Part of a project I was working on required mashing up some data from SharePoint with data stored in datalake. We settled on creating a Databricks notebook to read an input file, query data lake using the input file, and then export an enriched file.
Here’s a high-level overview of what’s going to be created:
Call the notebook, parse the JSON response, loop until the notebook has finished, then respond to the notebook’s output.
In my case, triggering the notebook will require knowing its URL, bearer token, job id, and input parameters.
Parse the response from the HTTP call:
The notebook will take a little time to spin up, then process the input file. The best way to handle this is to leverage a basic do-until loop to check the status of the notebook job. I opted to use a one-minute delay, call the API to get the job status, parse the response, then evaluate if it’s finished.

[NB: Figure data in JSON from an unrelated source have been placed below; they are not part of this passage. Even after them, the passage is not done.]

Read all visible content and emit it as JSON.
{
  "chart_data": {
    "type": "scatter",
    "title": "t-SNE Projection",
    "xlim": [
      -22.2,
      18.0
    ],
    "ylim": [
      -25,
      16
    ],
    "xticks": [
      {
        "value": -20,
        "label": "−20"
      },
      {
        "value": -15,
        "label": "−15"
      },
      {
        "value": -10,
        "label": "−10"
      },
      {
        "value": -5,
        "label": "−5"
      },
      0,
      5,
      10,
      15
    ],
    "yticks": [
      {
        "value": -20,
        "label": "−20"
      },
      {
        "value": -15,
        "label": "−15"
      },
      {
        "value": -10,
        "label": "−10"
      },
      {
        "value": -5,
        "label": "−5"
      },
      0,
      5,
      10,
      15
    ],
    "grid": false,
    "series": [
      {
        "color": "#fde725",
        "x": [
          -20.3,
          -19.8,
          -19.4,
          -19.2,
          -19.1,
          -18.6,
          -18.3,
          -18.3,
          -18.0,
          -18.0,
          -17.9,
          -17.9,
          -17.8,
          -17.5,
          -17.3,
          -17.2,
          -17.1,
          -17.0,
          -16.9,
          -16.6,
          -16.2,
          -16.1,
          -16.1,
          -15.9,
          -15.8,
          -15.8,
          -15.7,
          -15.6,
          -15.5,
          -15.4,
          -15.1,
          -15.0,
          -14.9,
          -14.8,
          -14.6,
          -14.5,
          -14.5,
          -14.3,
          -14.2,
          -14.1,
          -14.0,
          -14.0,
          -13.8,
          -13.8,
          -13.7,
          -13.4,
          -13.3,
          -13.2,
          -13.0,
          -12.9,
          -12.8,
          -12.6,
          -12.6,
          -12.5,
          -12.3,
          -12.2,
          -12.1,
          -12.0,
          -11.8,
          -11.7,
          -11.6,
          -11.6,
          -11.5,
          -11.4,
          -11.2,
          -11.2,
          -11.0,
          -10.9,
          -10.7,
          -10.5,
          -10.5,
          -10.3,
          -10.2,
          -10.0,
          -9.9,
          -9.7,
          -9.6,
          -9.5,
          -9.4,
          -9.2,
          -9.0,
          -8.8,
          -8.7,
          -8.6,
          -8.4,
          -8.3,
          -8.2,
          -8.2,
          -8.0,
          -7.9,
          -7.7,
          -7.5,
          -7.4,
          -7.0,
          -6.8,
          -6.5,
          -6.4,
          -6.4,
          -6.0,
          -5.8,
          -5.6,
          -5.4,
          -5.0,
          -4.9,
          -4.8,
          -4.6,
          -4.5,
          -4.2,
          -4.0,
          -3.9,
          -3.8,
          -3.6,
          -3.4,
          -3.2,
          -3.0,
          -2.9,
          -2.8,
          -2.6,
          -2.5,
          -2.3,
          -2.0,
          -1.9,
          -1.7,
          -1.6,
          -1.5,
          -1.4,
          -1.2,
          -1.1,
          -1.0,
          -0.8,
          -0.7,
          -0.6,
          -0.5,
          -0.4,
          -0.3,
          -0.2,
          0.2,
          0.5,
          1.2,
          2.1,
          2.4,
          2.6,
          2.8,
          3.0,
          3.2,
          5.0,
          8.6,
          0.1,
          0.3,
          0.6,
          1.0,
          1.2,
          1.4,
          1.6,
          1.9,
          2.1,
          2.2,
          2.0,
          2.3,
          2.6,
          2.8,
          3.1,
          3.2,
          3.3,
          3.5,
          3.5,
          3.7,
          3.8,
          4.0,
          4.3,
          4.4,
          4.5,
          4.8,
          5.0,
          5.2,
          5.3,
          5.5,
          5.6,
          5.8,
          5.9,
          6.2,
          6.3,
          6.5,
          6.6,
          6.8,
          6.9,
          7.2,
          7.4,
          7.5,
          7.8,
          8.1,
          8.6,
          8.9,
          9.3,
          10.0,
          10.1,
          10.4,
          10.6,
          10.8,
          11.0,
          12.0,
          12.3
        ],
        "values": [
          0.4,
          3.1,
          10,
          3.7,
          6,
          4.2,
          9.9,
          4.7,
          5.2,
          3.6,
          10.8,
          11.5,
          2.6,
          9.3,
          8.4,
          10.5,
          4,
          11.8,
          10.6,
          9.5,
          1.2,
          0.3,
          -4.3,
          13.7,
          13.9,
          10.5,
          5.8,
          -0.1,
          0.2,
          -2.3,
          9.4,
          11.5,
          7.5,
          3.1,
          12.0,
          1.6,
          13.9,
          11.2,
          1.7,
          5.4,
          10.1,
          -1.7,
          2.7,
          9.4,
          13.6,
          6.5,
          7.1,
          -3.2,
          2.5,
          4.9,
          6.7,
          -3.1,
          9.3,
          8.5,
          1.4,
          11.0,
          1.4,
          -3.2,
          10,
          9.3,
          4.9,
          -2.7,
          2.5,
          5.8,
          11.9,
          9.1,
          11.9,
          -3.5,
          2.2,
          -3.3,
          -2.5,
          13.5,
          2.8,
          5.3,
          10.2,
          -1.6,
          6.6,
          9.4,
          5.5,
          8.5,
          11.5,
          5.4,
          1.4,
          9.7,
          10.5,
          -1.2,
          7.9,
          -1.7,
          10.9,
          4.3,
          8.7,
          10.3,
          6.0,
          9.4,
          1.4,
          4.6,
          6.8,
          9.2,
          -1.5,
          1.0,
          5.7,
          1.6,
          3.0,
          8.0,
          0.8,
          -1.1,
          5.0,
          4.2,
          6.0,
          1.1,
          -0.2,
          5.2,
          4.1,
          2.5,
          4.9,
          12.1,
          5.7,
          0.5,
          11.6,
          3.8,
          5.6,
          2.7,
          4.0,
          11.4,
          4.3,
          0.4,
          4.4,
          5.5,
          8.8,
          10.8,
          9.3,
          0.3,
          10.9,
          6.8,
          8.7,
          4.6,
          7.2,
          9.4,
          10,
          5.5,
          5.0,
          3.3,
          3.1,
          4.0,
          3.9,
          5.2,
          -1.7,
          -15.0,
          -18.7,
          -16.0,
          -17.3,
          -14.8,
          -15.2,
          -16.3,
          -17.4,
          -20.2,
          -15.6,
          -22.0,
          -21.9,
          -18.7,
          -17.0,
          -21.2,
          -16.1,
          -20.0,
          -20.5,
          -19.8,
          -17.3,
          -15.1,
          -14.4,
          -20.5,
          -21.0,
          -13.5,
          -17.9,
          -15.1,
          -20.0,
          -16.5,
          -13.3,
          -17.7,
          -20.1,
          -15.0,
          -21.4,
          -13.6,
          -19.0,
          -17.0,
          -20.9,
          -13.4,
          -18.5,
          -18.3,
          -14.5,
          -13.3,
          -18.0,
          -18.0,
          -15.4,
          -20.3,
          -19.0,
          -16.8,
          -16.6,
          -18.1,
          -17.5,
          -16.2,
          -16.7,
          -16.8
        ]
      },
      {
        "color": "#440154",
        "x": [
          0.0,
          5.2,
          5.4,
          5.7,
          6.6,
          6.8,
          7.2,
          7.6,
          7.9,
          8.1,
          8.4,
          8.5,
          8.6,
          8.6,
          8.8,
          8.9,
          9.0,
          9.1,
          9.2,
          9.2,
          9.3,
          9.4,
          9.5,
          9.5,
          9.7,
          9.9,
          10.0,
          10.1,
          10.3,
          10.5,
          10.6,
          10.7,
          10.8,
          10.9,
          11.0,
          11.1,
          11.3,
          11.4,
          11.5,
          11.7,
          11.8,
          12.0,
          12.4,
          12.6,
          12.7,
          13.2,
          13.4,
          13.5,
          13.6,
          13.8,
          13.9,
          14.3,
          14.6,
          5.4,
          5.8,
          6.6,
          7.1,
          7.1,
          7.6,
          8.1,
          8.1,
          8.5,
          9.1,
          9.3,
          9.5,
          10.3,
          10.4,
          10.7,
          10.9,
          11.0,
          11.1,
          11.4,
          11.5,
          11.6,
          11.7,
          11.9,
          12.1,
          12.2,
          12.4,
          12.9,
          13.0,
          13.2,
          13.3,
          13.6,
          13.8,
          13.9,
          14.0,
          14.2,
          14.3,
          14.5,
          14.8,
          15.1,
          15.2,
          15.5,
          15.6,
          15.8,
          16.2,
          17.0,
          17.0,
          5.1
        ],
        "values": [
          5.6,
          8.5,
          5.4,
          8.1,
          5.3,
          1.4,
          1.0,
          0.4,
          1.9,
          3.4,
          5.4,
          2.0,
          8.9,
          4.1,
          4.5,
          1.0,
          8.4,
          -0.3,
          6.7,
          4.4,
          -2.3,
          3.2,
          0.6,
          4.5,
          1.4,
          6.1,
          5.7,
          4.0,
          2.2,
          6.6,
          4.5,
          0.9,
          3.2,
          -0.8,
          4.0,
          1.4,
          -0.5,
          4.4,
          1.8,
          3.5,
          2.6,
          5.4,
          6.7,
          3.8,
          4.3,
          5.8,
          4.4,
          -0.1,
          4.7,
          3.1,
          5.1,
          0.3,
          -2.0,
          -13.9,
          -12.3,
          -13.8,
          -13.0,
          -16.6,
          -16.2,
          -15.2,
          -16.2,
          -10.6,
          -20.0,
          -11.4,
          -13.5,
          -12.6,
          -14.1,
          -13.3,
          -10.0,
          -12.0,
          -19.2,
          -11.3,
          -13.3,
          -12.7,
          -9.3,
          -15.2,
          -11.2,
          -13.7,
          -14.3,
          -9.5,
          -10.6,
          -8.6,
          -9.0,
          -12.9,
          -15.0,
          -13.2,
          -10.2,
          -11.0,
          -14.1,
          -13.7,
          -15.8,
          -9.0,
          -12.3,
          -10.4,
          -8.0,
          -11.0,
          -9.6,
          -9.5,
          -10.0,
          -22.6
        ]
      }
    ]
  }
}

One thing to note about the do until action, you don’t want it to run for eternity, and to avoid adding complexity to it, you don’t want to add extra evaluations like: if looped X times, stop
If you expand the Change limits option, you can set how many times it loops or change the duration. Here I’ve set the action to stop looping after 20 tries. For more info on this, please check SPGuides for a detailed overview.
The last step in the flow is to process the response from the notebook. If the job is success(full), get the file from blob storage and load it to SharePoint; otherwise, create a Slack alert.
That’s it; using the example above, you can trigger a Databricks notebook using a Flow.
When I set this up, my company allowed the use of Personal Access Tokens (PAT).
The PAT was then used in the Flow to trigger the notebook.